Speed up your Python code
by Dr. Stefan Schwarzer (SSchwarzer.com)
Premature optimization is the root of all evil - C.A.R. Hoare
- Slow startup times are okay if you hardly ever start the program.
- Speed may not be important for a nightly cronjob.
- Actual user experience: does the program feel slow?
Plan:
- Get the architecture right
- if bugs: fix them
- while code is too slow:
- find worst bottleneck by profiling
- try to optimize, running unit tests
- if not faster: undo last code changes
Bottlenecks:
- maybe just your processor, memory, network, I/O, database problem
- Use OS tools, e.g. time, top, dstat, gkrellm, xosview to see in which program the problem is.
- python tools: profile (cprofile in python 2.5), hotshot, print statements
Big O notation
- differentiates between slower and faster algorithms, when the dataset imcreases.
Try to avoid O(n^2) and slower algorithms for large sizes of n.
Performance may be less important than code readability and maintainability.
Strategies:
- change algorithms
- change the architecture
- avoid nested loops
- move loop-invariant code out of the loop
- update only changed data
- cache instead of recompute or reload (but this can be error-prone)
- conversely, keep things out of the cache, as this might exhaust memory and start eating into disk space.

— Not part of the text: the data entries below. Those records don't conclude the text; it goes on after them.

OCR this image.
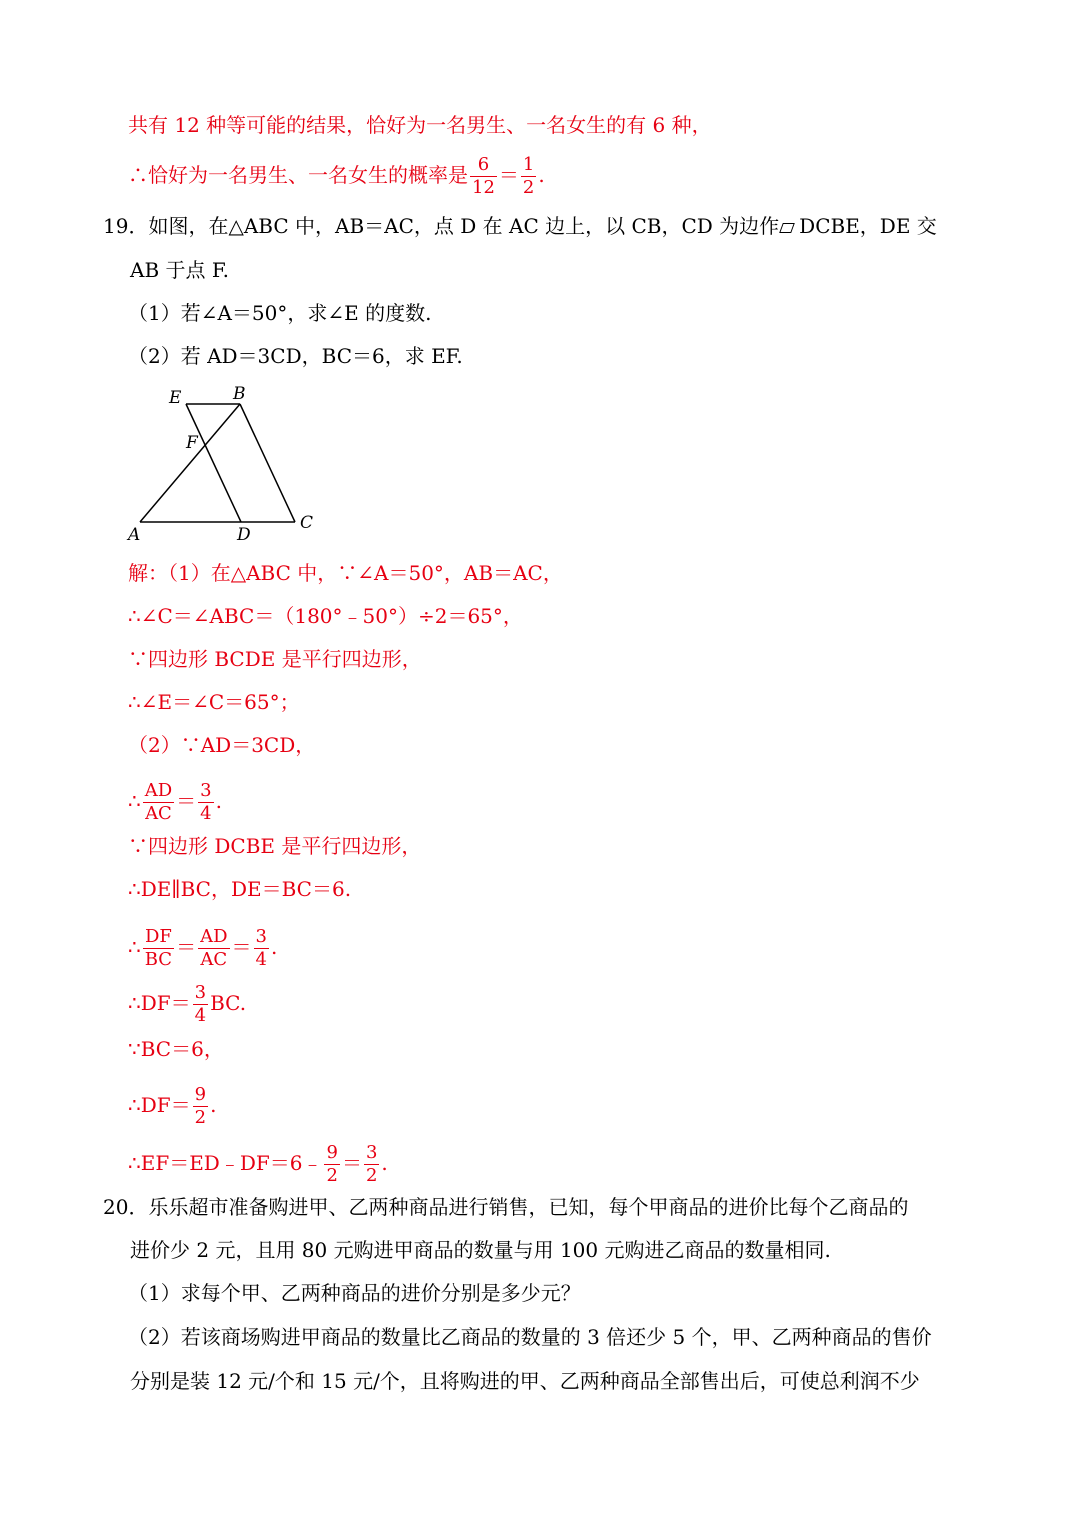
共有 12 种等可能的结果，恰好为一名男生、一名女生的有 6 种，
∴恰好为一名男生、一名女生的概率是 $\frac{6}{12} = \frac{1}{2}$ .
19．如图，在△ABC 中，AB＝AC，点 D 在 AC 边上，以 CB，CD 为边作 DCBE，DE 交
AB 于点 F.
（1）若∠A＝50°，求∠E 的度数.
（2）若 AD＝3CD，BC＝6，求 EF.
E	B
F
A	D
C
解：（1）在△ABC 中，∵∠A＝50°，AB＝AC，
∴∠C＝∠ABC＝（180°﹣50°）÷2＝65°，
∵四边形 BCDE 是平行四边形，
∴∠E＝∠C＝65°；
（2）∵AD＝3CD，
∴ $\frac{AD}{AC} = \frac{3}{4}$ .
∵四边形 DCBE 是平行四边形，
∴DE∥BC，DE＝BC＝6.
∴ $\frac{DF}{BC} = \frac{AD}{AC} = \frac{3}{4}$ .
∴DF＝ $\frac{3}{4}$ BC.
∵BC＝6，
∴DF＝ $\frac{9}{2}$ .
∴EF＝ED﹣DF＝6﹣ $\frac{9}{2} = \frac{3}{2}$ .
20．乐乐超市准备购进甲、乙两种商品进行销售，已知，每个甲商品的进价比每个乙商品的
进价少 2 元，且用 80 元购进甲商品的数量与用 100 元购进乙商品的数量相同.
（1）求每个甲、乙两种商品的进价分别是多少元？
（2）若该商场购进甲商品的数量比乙商品的数量的 3 倍还少 5 个，甲、乙两种商品的售价
分别是装 12 元/个和 15 元/个，且将购进的甲、乙两种商品全部售出后，可使总利润不少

- Use multithreading for I/O bound code
File operations optimization:
- read file completely and then process if it is small
- read and process line by line if it is large
- use database instead of flat files
Python specific:
- Use
python -O
- avoid exec and eval
- avoid
from module import *
- shortcut namespace searches (e.g.
opj = os.path.join
) - change code to use C-coded objects: lists, tuples, dictionaries, sets.
Don't waste developer time on unnecessary optimizations.